Reincarnated Rags. By Junky Styling, TRIAD, et al.
Been following the judging of our Umbrella Inside Out competition? Some of the entries might remind you of the panache of Junky Styling, whom we mentioned nine months ago. They are still getting press coverage for their "style savvy" look achieved from the refashioning of preloved clothes into new designs. A recent piece in the UK's Daily Mail suggested that this "artful blend of vintage pieces and customising, with a careful eye on the ethics of the fashion world" has been attracting the likes of Sadie Frost, Gwen Stefani, Russell Brand and Stella McCartney. Although at it since 1997, Annika Saunders, and Kerry Seager were not the first to commercialise their idea, (under the Junky Styling moniker). Go further back to say 1991, when Dorothy McKenzie's seminal tome: Green Design - Design for the Environment, hit book shelves, it carried the case study of Reactivart, a designer's collective that took apart everything from sample books to wool sweaters and reconfigured them. Alas now defunct, I'm sure the members of that group welcome the ...
Top pic: some of Junky Styling more recent work. Lower pic: their earlier creations.

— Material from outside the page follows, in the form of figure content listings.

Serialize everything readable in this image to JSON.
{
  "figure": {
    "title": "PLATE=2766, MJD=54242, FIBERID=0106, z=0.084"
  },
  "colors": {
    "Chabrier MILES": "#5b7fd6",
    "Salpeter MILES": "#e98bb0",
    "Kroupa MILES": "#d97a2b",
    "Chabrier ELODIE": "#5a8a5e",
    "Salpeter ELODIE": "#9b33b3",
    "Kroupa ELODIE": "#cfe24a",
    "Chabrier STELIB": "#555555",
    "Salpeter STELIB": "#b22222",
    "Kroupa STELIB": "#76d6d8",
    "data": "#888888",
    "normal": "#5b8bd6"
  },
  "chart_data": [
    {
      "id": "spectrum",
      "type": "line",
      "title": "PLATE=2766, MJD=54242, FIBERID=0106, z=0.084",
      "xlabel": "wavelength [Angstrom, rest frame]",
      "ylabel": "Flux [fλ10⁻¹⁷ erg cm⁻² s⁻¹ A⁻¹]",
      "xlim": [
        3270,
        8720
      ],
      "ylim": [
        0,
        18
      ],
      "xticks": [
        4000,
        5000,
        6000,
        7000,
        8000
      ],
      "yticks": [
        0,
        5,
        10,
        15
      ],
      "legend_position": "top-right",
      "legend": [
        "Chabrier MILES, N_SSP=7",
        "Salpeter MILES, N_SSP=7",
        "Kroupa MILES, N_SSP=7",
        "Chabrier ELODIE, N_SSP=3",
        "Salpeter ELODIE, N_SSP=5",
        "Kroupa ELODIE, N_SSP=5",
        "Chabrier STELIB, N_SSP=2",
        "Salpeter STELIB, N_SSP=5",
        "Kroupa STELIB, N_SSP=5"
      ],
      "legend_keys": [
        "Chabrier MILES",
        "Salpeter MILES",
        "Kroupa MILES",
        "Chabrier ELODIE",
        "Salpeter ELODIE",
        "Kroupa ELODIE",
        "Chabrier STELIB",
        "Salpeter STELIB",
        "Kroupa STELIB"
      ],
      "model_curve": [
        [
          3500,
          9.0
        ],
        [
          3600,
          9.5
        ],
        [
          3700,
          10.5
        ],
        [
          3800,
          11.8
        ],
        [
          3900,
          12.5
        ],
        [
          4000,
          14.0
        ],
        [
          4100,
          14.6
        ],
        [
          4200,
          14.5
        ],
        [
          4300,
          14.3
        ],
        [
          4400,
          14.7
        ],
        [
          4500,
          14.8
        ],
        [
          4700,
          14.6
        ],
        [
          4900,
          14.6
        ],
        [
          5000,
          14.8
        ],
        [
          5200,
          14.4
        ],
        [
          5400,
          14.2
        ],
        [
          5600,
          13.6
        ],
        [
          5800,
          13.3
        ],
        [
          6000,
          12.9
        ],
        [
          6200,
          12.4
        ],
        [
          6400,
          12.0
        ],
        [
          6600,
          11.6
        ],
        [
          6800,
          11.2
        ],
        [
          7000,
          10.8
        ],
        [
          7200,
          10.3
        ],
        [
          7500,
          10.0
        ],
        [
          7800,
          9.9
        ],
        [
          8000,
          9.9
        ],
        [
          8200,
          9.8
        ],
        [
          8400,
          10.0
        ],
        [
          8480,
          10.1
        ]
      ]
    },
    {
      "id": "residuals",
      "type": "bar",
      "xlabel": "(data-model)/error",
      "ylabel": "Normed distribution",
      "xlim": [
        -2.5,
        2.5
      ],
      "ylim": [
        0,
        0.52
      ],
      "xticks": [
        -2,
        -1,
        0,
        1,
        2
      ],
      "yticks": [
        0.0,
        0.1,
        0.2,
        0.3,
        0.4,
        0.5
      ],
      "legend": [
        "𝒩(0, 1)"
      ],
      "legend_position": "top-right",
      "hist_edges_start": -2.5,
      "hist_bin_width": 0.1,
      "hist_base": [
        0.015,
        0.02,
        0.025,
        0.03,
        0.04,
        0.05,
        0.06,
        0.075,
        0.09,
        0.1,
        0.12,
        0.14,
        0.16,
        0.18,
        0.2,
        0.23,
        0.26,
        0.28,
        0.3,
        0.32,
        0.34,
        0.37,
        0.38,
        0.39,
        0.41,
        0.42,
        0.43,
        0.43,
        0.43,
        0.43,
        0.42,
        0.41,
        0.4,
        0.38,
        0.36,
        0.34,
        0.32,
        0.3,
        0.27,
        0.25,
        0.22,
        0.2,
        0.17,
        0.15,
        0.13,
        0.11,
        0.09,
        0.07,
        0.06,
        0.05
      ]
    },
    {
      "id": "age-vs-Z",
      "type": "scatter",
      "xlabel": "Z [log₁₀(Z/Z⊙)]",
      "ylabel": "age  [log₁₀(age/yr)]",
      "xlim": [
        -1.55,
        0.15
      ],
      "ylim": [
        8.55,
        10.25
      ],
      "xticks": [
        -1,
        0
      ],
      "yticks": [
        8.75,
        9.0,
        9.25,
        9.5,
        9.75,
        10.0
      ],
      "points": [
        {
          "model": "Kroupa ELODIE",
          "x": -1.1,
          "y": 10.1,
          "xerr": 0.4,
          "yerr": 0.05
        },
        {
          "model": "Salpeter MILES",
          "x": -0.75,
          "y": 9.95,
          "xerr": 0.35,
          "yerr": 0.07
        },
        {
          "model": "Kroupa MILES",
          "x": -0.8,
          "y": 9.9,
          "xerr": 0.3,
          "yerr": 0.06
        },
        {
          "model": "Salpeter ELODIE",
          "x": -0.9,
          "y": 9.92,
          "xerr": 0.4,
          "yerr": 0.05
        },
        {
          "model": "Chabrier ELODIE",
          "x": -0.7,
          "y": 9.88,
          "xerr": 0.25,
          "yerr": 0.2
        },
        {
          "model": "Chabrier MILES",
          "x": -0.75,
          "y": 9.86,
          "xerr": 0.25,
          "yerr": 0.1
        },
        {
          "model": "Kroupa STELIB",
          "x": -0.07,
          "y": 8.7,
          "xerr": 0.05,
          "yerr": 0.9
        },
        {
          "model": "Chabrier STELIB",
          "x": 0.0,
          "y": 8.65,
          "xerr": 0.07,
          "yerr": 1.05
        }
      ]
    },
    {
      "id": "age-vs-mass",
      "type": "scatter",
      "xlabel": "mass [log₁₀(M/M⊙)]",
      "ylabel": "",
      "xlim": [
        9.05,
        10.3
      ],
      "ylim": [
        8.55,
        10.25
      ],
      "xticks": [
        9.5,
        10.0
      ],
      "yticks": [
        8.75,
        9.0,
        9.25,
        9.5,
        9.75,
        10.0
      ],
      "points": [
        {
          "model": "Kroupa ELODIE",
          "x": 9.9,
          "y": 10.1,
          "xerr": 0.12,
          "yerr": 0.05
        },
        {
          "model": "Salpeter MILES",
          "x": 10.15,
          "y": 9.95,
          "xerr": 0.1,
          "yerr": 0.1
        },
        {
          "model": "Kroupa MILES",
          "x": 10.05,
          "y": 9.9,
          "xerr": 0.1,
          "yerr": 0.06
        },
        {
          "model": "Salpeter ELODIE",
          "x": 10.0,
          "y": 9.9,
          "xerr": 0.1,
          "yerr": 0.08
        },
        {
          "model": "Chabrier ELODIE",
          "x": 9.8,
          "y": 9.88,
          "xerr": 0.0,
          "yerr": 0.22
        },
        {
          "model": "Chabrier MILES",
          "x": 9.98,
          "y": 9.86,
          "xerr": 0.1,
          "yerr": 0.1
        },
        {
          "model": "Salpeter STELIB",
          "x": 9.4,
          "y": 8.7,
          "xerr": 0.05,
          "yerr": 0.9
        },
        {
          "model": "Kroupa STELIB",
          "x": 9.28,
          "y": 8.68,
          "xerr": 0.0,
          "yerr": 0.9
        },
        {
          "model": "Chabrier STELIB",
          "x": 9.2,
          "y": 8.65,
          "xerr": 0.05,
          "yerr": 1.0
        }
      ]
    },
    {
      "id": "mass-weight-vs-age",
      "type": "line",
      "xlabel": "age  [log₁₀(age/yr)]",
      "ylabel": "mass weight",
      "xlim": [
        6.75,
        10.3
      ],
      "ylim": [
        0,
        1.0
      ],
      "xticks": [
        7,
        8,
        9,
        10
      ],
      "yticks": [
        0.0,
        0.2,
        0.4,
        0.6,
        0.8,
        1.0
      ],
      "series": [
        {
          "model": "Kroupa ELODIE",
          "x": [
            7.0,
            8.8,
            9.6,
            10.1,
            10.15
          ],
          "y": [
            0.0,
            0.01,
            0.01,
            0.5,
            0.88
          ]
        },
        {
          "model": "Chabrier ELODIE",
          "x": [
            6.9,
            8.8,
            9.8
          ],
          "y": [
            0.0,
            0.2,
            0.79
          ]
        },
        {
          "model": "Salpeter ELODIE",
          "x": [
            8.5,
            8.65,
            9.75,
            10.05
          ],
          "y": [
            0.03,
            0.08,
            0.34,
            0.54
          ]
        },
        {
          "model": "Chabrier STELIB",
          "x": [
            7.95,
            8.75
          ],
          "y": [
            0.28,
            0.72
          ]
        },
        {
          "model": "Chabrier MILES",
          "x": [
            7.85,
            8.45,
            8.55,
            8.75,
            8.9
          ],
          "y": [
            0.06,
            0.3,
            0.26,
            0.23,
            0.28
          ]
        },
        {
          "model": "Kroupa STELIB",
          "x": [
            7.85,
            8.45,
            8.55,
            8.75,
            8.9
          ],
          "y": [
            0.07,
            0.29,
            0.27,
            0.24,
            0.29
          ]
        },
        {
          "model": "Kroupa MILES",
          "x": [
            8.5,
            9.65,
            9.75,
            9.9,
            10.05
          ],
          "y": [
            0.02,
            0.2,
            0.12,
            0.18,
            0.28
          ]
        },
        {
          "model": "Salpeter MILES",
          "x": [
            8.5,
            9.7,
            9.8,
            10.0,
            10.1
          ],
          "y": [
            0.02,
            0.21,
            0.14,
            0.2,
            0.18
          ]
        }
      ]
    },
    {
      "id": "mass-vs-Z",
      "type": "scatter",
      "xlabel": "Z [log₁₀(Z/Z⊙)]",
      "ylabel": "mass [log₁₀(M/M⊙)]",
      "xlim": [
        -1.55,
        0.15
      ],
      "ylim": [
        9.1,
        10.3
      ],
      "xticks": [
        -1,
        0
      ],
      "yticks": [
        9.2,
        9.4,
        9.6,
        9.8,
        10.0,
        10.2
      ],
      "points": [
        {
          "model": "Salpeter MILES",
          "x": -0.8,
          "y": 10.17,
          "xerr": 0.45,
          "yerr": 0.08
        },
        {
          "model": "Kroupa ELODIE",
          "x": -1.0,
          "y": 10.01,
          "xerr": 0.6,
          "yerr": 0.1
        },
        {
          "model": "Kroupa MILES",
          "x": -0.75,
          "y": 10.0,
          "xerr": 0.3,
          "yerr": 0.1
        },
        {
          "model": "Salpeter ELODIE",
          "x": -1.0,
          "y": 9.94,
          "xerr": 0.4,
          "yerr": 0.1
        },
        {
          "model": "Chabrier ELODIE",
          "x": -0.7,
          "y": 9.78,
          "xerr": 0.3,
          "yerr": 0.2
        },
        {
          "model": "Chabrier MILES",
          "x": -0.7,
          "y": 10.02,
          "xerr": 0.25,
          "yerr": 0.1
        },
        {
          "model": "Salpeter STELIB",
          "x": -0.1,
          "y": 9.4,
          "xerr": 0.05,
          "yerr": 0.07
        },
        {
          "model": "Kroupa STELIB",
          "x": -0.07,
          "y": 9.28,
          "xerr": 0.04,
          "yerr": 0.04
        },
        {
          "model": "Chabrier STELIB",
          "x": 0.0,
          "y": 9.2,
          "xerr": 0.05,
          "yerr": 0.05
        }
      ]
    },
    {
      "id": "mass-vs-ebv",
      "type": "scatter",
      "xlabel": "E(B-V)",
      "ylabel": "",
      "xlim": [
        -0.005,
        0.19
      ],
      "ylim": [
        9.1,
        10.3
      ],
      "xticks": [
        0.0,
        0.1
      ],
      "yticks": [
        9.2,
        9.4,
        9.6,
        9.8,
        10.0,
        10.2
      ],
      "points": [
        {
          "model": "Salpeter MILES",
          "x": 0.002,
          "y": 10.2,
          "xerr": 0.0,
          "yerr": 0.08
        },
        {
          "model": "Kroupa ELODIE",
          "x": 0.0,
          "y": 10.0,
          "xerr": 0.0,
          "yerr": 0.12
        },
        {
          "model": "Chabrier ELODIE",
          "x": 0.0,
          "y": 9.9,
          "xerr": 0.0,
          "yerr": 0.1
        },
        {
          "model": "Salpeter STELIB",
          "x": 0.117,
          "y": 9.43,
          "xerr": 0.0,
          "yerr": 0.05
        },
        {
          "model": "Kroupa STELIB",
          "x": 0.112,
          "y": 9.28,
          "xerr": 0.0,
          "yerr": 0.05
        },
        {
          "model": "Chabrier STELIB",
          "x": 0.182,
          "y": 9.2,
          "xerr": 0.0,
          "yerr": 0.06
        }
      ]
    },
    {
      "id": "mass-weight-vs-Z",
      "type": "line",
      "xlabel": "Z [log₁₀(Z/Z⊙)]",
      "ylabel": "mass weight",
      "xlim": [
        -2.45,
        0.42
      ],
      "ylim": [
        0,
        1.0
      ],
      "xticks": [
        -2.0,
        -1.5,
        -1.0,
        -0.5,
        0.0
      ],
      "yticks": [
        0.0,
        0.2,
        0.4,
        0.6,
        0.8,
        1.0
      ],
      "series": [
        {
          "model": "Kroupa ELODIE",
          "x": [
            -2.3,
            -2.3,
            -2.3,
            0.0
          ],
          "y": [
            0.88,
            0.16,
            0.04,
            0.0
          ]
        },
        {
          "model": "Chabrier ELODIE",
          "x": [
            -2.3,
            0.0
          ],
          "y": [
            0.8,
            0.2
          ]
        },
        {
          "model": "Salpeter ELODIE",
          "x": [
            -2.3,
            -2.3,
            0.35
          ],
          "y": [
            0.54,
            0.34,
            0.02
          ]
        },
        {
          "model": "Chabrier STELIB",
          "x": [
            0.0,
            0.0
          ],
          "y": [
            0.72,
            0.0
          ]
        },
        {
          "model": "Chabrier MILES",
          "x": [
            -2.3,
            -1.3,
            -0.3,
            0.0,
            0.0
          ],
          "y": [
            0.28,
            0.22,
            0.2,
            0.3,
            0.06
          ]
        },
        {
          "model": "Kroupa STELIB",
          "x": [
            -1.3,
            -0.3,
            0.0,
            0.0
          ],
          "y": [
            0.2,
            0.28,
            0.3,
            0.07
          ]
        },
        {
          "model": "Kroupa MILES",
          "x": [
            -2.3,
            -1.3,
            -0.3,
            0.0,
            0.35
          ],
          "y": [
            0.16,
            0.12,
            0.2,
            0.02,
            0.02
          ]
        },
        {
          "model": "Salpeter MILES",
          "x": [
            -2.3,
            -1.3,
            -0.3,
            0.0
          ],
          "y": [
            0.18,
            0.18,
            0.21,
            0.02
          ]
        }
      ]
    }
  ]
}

... newcomers to today's more responsive marketplace. TRAID, another player on this field even has a growing chain of retail outlets. And one of their trainees has gone on to set up her own label, Orinoco. With all this activity happening the British Fashion Council didn't want to be left out of the action and will be launching Estethica, a dedicated exhibition space for 'ethical fashion designers', at their acclaimed London Fashion Week, coming soon (19 to 22 September) to London's Natural History Museum. To get their gear swaying down Estethica's catwalk, designers have to show evidence of subscribing to three categories: Fair Trade, Organic Production and/or Recycle. Nice to see mainstream rag trade starting to get on board, with some vigour. Finally. Almost makes me want to sling that tape measure around my neck and pick up the shears once more. Maybe I should've even reworked a brolly.